Saturday, May 7, 2011

Commodities

Wow!  Tough week for commodities.  The failure of the ECB to raise rates made for the start of a bad week for the Euro, which wasn't helped by rumors of Greece fleeing the Union.
 After breaking out last month, the Euro broke its trendline dropping over 3% for the week.  The first line of support is at $142 with stops at $141.  The indicators look to be rolling over, so $142 is questionable.  A MACD crossover would probably push the Euro lower.
The USD was a primary beneficiary of the weak Euro.  The USD looks poised to test $77 on this bounce.

While the currencies provide stimulus, the real action was in the commodities.
 After a parabolic run over the last 9 months, Silver finally got its wings clipped.  After touching $49.75 last week, Silver dropped 33% before finding some buyers at the trendline on Friday finishing the week off 25%.
Volume exploded.  Silver might be damaged goods for a while, after its tremendous run.  Another test of the trendline might provide an interesting opportunity, but I'd rather see how this settles out before jumping in.
 
 Oil got drubbed for over 16%.  $100/barrel looks like an important pivot price.  That's close to vertical support, a prior breakout and moving average support.  $90/barrel would be the next line of support (10% lower).  The indicators look suspect.  Regardless, hopefully consumers will see some relief at the gas pump soon.
 Dr. Copper started faltering in February.  It's off 10% since April.  A drop to $375 would set it up at its trendline while allowing the indicators to reset.  Not a bad looking chart compared to the others above.

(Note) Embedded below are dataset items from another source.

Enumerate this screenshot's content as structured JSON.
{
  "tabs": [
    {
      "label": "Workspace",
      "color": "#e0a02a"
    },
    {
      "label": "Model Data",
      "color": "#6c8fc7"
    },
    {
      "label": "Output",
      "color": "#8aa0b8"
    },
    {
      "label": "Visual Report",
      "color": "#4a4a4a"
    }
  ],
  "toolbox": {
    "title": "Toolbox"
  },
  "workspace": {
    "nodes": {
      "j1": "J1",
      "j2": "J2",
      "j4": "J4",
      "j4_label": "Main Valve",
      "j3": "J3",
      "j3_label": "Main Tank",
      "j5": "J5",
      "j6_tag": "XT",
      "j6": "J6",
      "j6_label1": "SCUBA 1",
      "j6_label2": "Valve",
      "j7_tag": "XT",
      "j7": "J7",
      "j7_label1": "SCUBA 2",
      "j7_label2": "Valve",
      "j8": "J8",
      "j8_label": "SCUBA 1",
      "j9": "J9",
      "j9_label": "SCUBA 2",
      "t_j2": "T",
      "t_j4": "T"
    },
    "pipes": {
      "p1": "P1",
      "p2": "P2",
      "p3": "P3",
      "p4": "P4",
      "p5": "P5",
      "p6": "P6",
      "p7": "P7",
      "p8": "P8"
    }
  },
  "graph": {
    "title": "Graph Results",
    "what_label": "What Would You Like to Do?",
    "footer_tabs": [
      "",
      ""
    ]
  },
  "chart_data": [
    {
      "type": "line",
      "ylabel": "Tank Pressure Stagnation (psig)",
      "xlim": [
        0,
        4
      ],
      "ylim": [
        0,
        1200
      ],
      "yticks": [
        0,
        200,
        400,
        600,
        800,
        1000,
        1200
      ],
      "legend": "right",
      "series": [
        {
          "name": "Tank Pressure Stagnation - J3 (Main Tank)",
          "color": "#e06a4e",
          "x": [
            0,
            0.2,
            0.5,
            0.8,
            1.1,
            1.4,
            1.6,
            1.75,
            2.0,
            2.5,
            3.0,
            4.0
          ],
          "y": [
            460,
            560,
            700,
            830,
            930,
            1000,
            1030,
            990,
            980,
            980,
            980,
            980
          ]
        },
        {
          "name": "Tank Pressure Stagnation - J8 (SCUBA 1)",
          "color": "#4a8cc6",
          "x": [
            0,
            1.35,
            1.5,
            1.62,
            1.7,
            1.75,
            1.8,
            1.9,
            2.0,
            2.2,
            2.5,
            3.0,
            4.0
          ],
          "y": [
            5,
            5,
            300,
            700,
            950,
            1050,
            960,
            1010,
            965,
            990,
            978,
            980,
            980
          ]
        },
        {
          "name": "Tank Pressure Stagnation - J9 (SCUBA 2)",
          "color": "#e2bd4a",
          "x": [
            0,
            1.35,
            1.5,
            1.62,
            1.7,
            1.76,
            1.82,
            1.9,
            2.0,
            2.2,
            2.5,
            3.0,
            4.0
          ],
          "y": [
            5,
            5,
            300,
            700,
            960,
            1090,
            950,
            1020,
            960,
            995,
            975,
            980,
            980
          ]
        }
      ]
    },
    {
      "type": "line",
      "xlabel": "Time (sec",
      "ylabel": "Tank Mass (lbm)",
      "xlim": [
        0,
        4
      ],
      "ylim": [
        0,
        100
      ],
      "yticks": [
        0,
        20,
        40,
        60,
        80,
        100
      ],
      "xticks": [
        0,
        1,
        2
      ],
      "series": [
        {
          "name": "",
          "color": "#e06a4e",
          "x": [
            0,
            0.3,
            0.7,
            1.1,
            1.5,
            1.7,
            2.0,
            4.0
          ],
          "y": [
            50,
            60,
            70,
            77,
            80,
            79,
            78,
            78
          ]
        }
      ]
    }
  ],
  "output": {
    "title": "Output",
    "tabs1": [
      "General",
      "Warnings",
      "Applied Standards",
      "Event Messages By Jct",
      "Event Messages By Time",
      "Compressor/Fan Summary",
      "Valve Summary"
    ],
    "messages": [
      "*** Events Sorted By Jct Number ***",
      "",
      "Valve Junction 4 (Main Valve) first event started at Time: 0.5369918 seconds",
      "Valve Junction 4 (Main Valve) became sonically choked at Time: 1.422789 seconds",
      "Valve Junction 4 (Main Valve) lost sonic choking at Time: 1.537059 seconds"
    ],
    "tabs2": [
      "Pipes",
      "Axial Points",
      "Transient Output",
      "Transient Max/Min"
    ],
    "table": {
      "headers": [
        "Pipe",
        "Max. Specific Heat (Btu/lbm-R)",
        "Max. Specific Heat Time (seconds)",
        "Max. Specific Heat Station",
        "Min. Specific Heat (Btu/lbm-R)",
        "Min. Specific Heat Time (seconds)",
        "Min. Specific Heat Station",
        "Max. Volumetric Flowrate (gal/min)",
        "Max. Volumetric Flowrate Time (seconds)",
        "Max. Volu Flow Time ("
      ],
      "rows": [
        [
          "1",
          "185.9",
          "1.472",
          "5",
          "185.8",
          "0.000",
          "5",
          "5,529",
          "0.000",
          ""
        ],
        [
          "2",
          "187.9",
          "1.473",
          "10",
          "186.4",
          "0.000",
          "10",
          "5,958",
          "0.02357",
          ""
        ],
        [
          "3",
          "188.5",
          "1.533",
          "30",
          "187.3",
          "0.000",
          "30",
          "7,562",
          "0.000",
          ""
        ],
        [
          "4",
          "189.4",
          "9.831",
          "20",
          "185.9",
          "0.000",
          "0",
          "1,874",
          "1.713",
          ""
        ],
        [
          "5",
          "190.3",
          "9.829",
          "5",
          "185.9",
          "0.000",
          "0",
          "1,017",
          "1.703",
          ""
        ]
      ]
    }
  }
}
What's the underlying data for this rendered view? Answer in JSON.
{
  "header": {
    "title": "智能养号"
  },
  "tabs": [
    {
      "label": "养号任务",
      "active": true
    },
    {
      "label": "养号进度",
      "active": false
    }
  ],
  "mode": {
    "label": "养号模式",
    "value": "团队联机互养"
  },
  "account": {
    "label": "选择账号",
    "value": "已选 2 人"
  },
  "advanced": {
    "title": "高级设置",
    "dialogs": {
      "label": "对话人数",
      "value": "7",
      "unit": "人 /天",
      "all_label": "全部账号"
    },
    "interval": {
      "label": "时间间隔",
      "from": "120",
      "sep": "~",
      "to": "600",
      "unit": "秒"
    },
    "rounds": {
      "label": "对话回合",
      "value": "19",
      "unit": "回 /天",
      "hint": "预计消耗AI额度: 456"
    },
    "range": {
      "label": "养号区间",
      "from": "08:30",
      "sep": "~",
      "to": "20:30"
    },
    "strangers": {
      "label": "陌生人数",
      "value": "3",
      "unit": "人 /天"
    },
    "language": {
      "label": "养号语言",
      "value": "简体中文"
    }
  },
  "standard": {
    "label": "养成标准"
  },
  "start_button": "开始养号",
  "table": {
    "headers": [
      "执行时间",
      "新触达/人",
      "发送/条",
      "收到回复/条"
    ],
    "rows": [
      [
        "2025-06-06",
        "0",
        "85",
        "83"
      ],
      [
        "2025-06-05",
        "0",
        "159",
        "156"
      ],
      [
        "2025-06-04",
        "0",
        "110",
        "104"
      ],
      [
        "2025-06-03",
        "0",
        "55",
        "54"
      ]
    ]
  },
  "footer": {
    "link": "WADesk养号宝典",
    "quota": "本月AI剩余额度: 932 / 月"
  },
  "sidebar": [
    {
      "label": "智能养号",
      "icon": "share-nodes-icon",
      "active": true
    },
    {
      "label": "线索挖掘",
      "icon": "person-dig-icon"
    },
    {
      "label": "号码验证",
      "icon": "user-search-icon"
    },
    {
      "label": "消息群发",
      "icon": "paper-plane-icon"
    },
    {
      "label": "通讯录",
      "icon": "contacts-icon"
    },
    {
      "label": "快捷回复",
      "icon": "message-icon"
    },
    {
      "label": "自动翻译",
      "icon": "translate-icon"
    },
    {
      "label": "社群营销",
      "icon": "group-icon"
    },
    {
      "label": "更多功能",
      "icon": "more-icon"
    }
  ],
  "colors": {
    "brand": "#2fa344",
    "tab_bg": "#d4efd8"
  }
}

Of note, Gold performed pretty well considering the carnage seen elsewhere.  Gold dipped less than 5%, backtesting a prior breakout level.  $1400 looks like good support.  I suspect Gold will meander for a while allowing the indicators to come in a bit.  It seems to me the markets are finally waking up to Gold as an alternative to all paper currencies (not just the USD).  Gold will always be subject to the vagaries of the commodities market, but its relative strength this week was interesting.